Banks across Romania recorded a consolidated net profit of RON 11.6 billion about €2.3 billion in the first nine months of 2025 — almost the same as the same period last year, with a slight dip of 0.6%. The third quarter alone produced RON 6.2 billion (≈ €828 million), down only 0.3% year-on-year.
At the same time, total banking assets rose to RON 907 billion (≈ €179 billion), up roughly 7.9% over the previous year. The loan book expanded too, with outstanding loans reaching RON 444 billion (≈ €87.5 billion), marking a 7.5% increase.
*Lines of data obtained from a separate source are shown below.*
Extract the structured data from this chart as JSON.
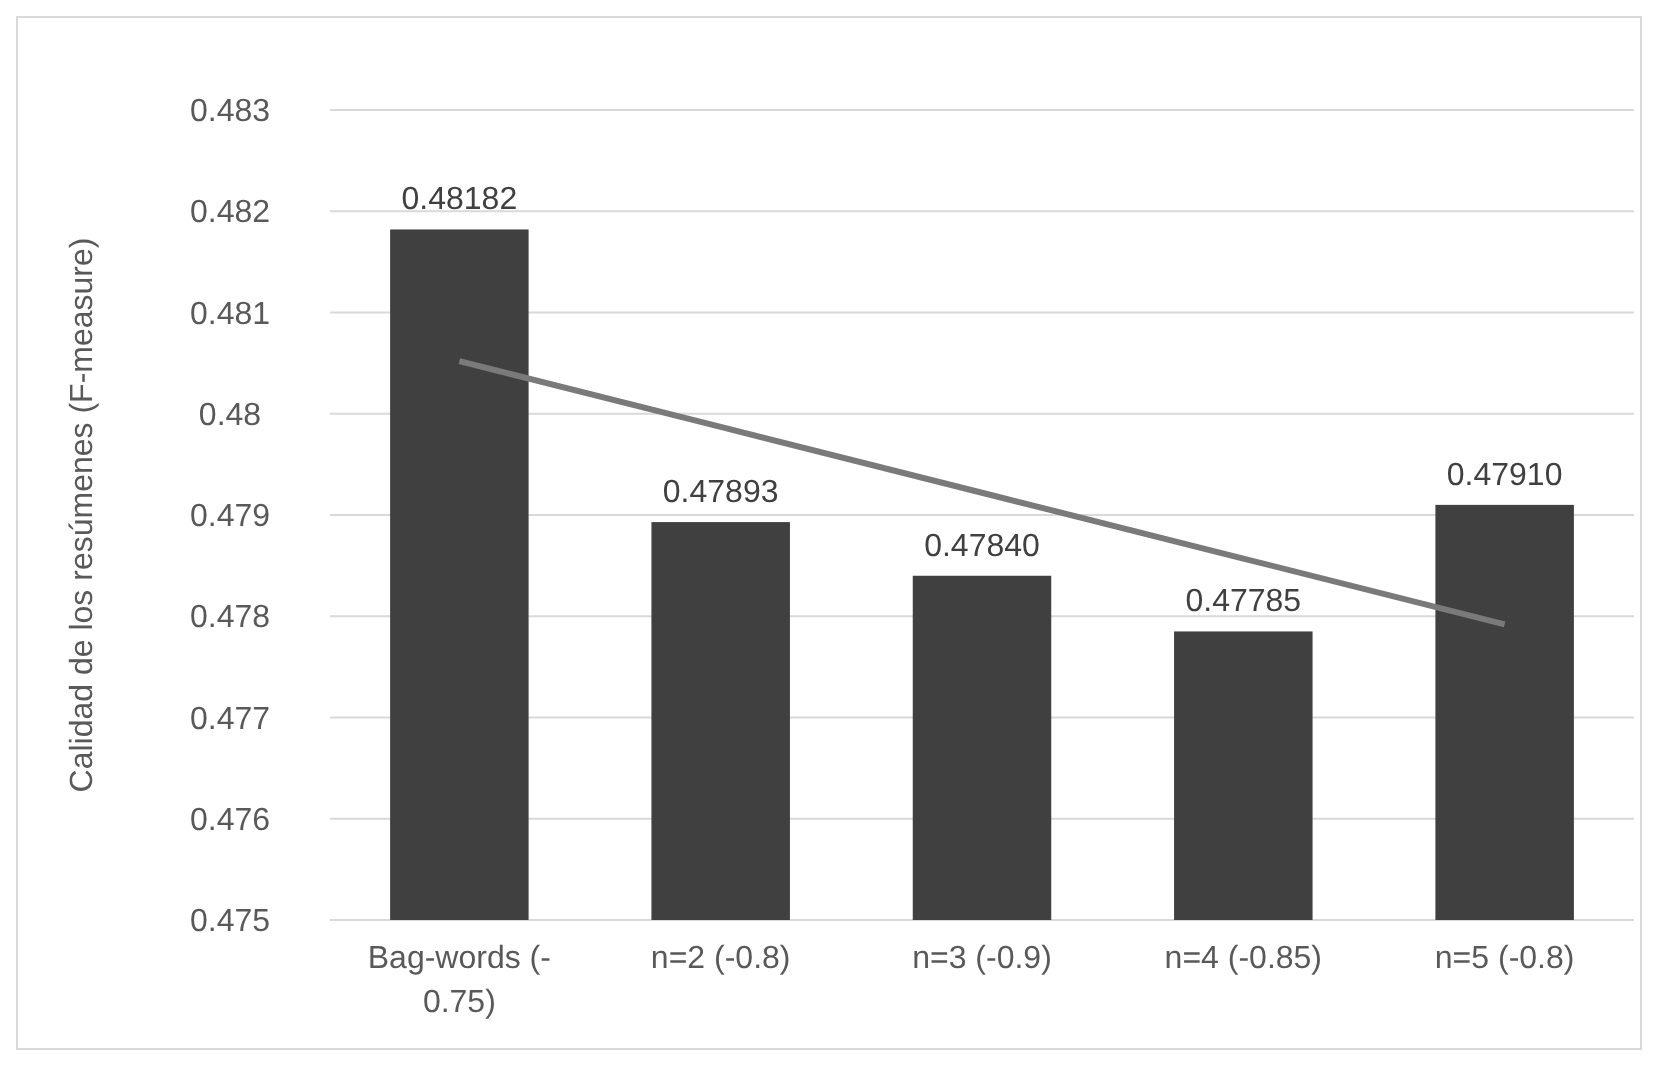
{
  "chart_data": {
    "type": "bar",
    "ylabel": "Calidad de los resúmenes (F-measure)",
    "categories": [
      "Bag-words  (- 0.75)",
      "n=2 (-0.8)",
      "n=3 (-0.9)",
      "n=4 (-0.85)",
      "n=5 (-0.8)"
    ],
    "series": [
      {
        "color": "#404040",
        "values": [
          0.48182,
          0.47893,
          0.4784,
          0.47785,
          0.4791
        ],
        "value_labels": [
          "0.48182",
          "0.47893",
          "0.47840",
          "0.47785",
          "0.47910"
        ]
      },
      {
        "type": "line",
        "color": "#7a7a7a",
        "values": [
          0.48052,
          0.47987,
          0.47922,
          0.47857,
          0.47792
        ]
      }
    ],
    "ylim": [
      0.475,
      0.483
    ],
    "yticks": [
      0.475,
      0.476,
      0.477,
      0.478,
      0.479,
      0.48,
      0.481,
      0.482,
      0.483
    ],
    "grid": "y"
  }
}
Profitability Ratios Slip But Remain Solid
While profitability remained relatively stable, some key ratios eased compared to last year’s record levels. Return on Equity (ROE) declined from 20.2% in Jan Sept 2024 to 18.4% in 2025. Return on Assets (ROA) also dipped slightly, landing at 1.73%.

Though lower than peaks in 2023–2024, these numbers still reflect a robust banking sector particularly given rising costs and creeping non-performing loans (NPLs).
Non-Performing Loans Creep Up as Economic Pressure Mounts
The NPL ratio, a key indicator of banking health, inched up to 2.9% by end-September 2025, from 2.8% in June, after previously hitting a decade-low of 2.5%.
While still comparatively low, this uptick suggests that some borrowers are beginning to struggle — a warning sign that banks will likely watch closely heading into 2026.
What’s Driving the Growth: Loans, Refinancing and Resilient Deman
Part of the banks’ resilience comes from increased lending: roughly RON 200 billion in new loans were issued over the 12 months to September 2025. However, much of this was refinancing so despite high volume, net loan growth rose by only RON 31 billion.
Particularly strong was growth in retail lending, as households refinanced mortgages and consumer debt, likely benefiting from competitive interest rates earlier in the year. Meanwhile, business and corporate loans remained steady, sustaining banks’ operations.
What This Means for Romania’s Economy and Banking Sector
The fact that banks maintained profits near 2024 levels even as profitability margins shrank and NPLs rose shows a banking sector still largely healthy, but not immune to economic headwinds. Asset growth and increased lending point to continuing credit demand, which could support consumer spending and business expansion.